The civilians were held without contact and their current whereabouts remain unknown, Lubinets said. He has reached out to the Commissioner for Human Rights in the Russian Federation, asking about their whereabouts, the conditions of their detention and urging for their immediate safe return to Ukraine. He also sent a letter to the International Committee of the Red Cross (ICRC), calling on the international community to "provide a proper legal assessment of Russia's actions".
Russian Armed Forces forcibly detained and deported about 50 Ukrainian citizens from the Sumy region to Russian territory. These actions constitute violations of the laws and customs of war, unlawful deprivation of liberty, and forced deportation of civilians.
"These actions constitute violations of the laws and customs of war, unlawful deprivation of liberty, and forced deportation of civilians," Lubinets wrote on X.
Hrabovske, 200 metres from the Russian border, is a village in the Sumy region in northeast Ukraine, where the Ukrainian army is battling an attempted Russian breakthrough.
"Fighting is currently ongoing in the village of Hrabovske," Ukraine's joint task force said, adding that troops were "making efforts to drive the occupiers back into Russian territory".
However, dismissed media reports show that Russian soldiers were also in the neighbouring Riasne village.
Lubinets' claims could not be independently verified and Russia made no public comment.
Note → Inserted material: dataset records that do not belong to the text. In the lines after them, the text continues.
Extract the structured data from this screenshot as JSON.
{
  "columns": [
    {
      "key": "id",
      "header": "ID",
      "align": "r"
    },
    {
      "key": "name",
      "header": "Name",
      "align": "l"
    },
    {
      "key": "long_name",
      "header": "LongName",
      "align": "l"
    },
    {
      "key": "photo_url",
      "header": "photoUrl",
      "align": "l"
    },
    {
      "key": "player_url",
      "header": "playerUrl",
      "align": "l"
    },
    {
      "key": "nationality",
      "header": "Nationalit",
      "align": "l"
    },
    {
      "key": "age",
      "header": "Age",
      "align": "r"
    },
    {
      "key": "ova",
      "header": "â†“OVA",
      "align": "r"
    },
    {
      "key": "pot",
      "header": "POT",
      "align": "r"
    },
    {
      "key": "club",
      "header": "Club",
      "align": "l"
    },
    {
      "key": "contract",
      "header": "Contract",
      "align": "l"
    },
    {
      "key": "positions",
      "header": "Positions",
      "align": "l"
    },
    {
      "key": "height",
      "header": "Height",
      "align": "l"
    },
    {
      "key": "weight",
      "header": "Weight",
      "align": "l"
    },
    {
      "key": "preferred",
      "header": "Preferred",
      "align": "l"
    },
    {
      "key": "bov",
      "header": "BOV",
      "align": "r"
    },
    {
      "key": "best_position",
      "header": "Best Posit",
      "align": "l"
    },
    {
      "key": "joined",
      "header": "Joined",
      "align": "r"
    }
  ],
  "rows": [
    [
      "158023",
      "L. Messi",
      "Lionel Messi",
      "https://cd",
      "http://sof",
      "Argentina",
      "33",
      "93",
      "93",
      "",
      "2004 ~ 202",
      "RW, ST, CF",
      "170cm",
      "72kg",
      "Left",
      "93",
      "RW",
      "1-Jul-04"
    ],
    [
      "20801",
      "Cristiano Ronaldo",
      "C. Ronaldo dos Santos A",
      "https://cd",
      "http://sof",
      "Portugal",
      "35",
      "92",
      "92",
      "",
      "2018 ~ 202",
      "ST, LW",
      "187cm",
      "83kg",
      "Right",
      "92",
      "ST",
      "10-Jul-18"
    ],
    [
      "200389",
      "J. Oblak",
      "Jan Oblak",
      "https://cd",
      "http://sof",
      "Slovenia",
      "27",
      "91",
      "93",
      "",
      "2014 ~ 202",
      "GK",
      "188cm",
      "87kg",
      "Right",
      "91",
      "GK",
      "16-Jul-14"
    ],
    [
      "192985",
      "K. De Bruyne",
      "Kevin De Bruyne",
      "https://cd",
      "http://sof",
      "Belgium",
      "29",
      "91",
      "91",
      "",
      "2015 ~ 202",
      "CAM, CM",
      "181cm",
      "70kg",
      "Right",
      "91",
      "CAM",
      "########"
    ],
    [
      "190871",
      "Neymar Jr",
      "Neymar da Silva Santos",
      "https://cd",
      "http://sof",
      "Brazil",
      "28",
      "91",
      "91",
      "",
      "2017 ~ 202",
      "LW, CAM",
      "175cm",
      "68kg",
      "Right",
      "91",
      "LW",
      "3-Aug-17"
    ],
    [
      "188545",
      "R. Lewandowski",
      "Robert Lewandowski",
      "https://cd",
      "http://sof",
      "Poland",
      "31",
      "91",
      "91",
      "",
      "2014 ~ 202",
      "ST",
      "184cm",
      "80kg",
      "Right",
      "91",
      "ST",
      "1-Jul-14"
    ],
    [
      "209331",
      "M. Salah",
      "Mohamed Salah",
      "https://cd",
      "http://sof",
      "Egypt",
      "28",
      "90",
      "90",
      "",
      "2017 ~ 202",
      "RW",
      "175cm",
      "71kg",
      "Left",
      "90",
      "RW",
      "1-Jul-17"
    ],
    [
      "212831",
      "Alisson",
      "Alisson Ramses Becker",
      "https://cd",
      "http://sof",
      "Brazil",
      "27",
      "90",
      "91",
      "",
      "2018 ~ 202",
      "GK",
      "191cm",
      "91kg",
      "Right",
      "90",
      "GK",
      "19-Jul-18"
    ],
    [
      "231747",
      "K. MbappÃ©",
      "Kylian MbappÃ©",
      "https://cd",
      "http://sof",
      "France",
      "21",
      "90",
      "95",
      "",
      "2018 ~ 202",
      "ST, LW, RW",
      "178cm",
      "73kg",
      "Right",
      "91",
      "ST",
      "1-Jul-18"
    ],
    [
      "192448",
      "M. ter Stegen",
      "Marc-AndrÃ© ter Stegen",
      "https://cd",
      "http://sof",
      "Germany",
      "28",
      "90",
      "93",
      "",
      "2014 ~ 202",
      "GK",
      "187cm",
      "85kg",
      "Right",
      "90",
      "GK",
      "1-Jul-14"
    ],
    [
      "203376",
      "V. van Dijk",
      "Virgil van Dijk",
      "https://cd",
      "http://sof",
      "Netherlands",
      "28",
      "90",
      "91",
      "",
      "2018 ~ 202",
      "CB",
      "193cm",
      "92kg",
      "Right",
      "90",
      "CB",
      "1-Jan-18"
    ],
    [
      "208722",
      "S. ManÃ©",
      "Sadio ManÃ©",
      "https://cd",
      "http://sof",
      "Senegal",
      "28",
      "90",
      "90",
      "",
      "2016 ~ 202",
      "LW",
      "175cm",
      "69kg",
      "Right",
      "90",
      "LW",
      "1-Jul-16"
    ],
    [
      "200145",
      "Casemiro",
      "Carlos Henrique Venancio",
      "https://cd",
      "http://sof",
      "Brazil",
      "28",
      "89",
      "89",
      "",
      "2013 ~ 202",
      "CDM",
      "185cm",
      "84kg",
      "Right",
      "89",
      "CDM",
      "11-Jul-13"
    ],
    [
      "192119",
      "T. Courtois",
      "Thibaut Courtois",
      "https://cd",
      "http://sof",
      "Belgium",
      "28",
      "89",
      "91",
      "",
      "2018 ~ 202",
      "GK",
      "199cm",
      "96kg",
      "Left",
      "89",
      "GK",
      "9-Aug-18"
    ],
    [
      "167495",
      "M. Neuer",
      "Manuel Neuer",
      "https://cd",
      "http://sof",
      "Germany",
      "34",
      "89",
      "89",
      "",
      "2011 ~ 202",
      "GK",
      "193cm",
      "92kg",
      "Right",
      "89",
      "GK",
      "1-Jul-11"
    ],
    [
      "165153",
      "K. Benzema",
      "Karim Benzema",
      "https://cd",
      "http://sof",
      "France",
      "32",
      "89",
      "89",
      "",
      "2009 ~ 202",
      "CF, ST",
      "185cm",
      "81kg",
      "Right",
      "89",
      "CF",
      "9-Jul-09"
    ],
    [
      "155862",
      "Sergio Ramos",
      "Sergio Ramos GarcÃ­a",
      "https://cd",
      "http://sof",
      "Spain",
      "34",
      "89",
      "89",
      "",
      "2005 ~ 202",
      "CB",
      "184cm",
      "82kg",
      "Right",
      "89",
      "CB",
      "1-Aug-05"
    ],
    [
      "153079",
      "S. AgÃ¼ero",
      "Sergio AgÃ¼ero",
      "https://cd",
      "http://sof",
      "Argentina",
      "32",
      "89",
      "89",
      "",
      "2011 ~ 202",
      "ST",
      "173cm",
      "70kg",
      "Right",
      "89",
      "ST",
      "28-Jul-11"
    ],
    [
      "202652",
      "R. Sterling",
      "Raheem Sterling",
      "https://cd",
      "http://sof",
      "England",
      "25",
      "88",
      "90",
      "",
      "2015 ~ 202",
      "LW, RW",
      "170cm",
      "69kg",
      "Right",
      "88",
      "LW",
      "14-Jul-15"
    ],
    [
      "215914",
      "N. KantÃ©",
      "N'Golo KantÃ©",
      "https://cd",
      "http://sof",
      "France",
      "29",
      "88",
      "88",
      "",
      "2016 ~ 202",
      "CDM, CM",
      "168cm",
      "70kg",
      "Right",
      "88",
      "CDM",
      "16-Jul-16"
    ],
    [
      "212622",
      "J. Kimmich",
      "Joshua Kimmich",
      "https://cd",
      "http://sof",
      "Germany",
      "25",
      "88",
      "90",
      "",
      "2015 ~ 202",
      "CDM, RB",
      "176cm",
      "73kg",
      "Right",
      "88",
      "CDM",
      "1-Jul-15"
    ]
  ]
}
However, according to Deutsche Welle, the army said on Saturday they had captured the village of Vysoke, a few kilometres from Hrabovske.
Andrii Sybiha, Ukraine's foreign minister, said on X: "With such medieval raids, Putin's Russia shows it is no different from terrorist groups like ISIS, Boko Haram, or Hamas. We demand our civilian hostages to be returned home."
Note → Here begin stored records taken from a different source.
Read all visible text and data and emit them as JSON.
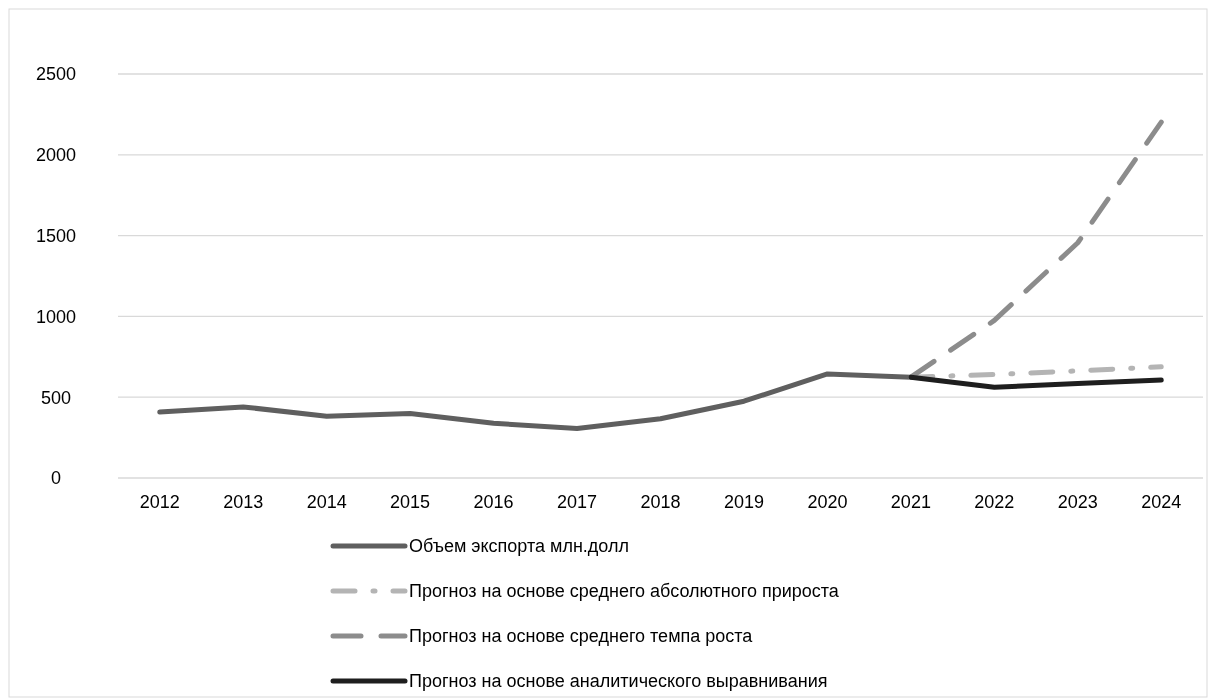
{
  "chart_data": {
    "type": "line",
    "categories": [
      "2012",
      "2013",
      "2014",
      "2015",
      "2016",
      "2017",
      "2018",
      "2019",
      "2020",
      "2021",
      "2022",
      "2023",
      "2024"
    ],
    "series": [
      {
        "name": "Объем экспорта млн.долл",
        "color": "#5f5f5f",
        "line_style": "solid",
        "values": [
          408,
          440,
          382,
          399,
          339,
          306,
          367,
          475,
          644,
          624,
          null,
          null,
          null
        ]
      },
      {
        "name": "Прогноз на основе среднего абсолютного прироста",
        "color": "#b4b4b4",
        "line_style": "dashdot",
        "values": [
          null,
          null,
          null,
          null,
          null,
          null,
          null,
          null,
          null,
          624,
          640,
          663,
          688
        ]
      },
      {
        "name": "Прогноз на основе среднего темпа роста",
        "color": "#8c8c8c",
        "line_style": "dashed",
        "values": [
          null,
          null,
          null,
          null,
          null,
          null,
          null,
          null,
          null,
          624,
          975,
          1456,
          2202
        ]
      },
      {
        "name": "Прогноз на основе аналитического выравнивания",
        "color": "#1e1e1e",
        "line_style": "solid",
        "values": [
          null,
          null,
          null,
          null,
          null,
          null,
          null,
          null,
          null,
          624,
          562,
          585,
          606
        ]
      }
    ],
    "ylim": [
      0,
      2500
    ],
    "yticks": [
      0,
      500,
      1000,
      1500,
      2000,
      2500
    ],
    "grid": "y",
    "legend": "bottom",
    "marker": "none"
  }
}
Viktor Trehubov, the head of the Joint Forces Communications Department, called the incident a "localised provocation".
He said: "It looks like some kind of more localised provocation in an area that was not a key area before. It's not about strategic goals, it's about kidnapping people for some kind of political or information attack."
Kyiv and the International Criminal Court (ICC) have accused Moscow of systematically abducting and forcibly transferring thousands of Ukrainian civilians, including children, from occupied territories. While the ICC has issued arrest warrants over these alleged deportations - citing violations of international humanitarian law - Russia continues to deny the charges.